Implementing a Recommender system using MapReduce

Summary	This assignment combines two prominent machine learning / big data technologies: MapReduce and recommendation. Nearly 20 years ago, as Google scaled, they created several new technologies. Foundational amongst those technologies are the resilient Google File System (GFS) and a computing paradigm known as MapReduce. Google published their work in a few highly influential papers. Researchers, inspired by these descriptions, created open source versions, which eventually became the big data platform now known as Hadoop. Yelp create a Python based library to write MapReduce programs known as mrjob. Based on user preferences, recommender systems produce an ordered set of recommendations. In this series of exercises, students gain hands on experience with how user-based, item-based, and content based recommender systems work. Modeling the core computation in a spreadsheet helps convey the essence of these algorithms. With this background students then express the recommender algorithm in the MapReduce paradigm using mrjob. Experiments are done using the Movielens data set https://grouplens.org/datasets/movielens/ . The assignment also forms the context for discussing the Netflix prize.

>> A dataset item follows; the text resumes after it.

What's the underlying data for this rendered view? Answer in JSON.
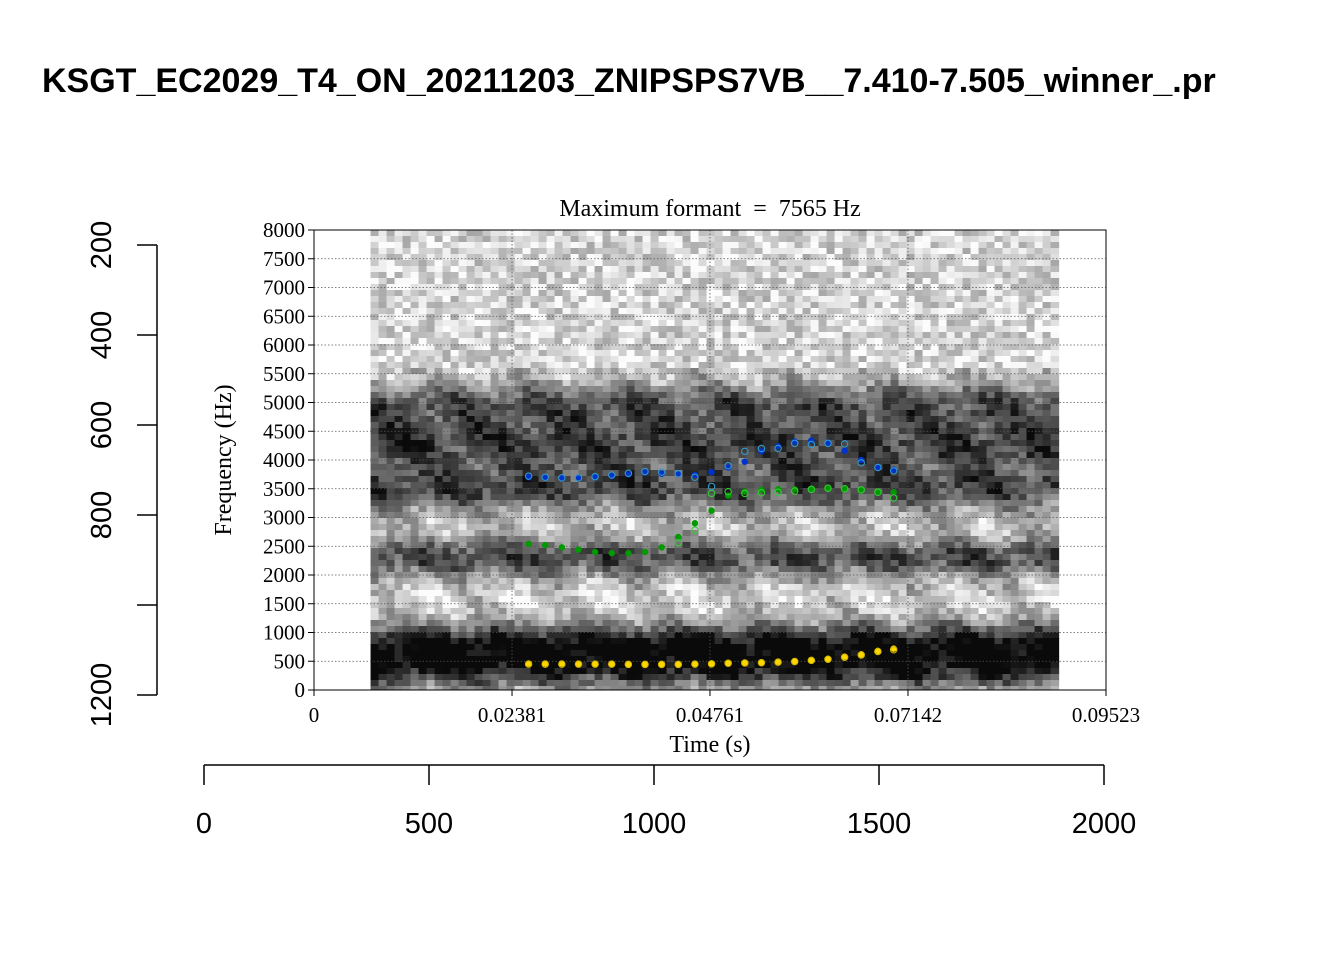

Topics	MapReduce, Recommender Systems, Big Data machine learning
Audience	Advanced students of AI; could also be used in a CS2 class as an extended assignment
Difficulty	Medium
Strengths	Explores a prominent AI application (recommendation)
Weaknesses	Need to have sufficient time in the course schedule to discuss the MapReduce paradigm
Dependencies
Variants	Recommendation can be done without using MapReduce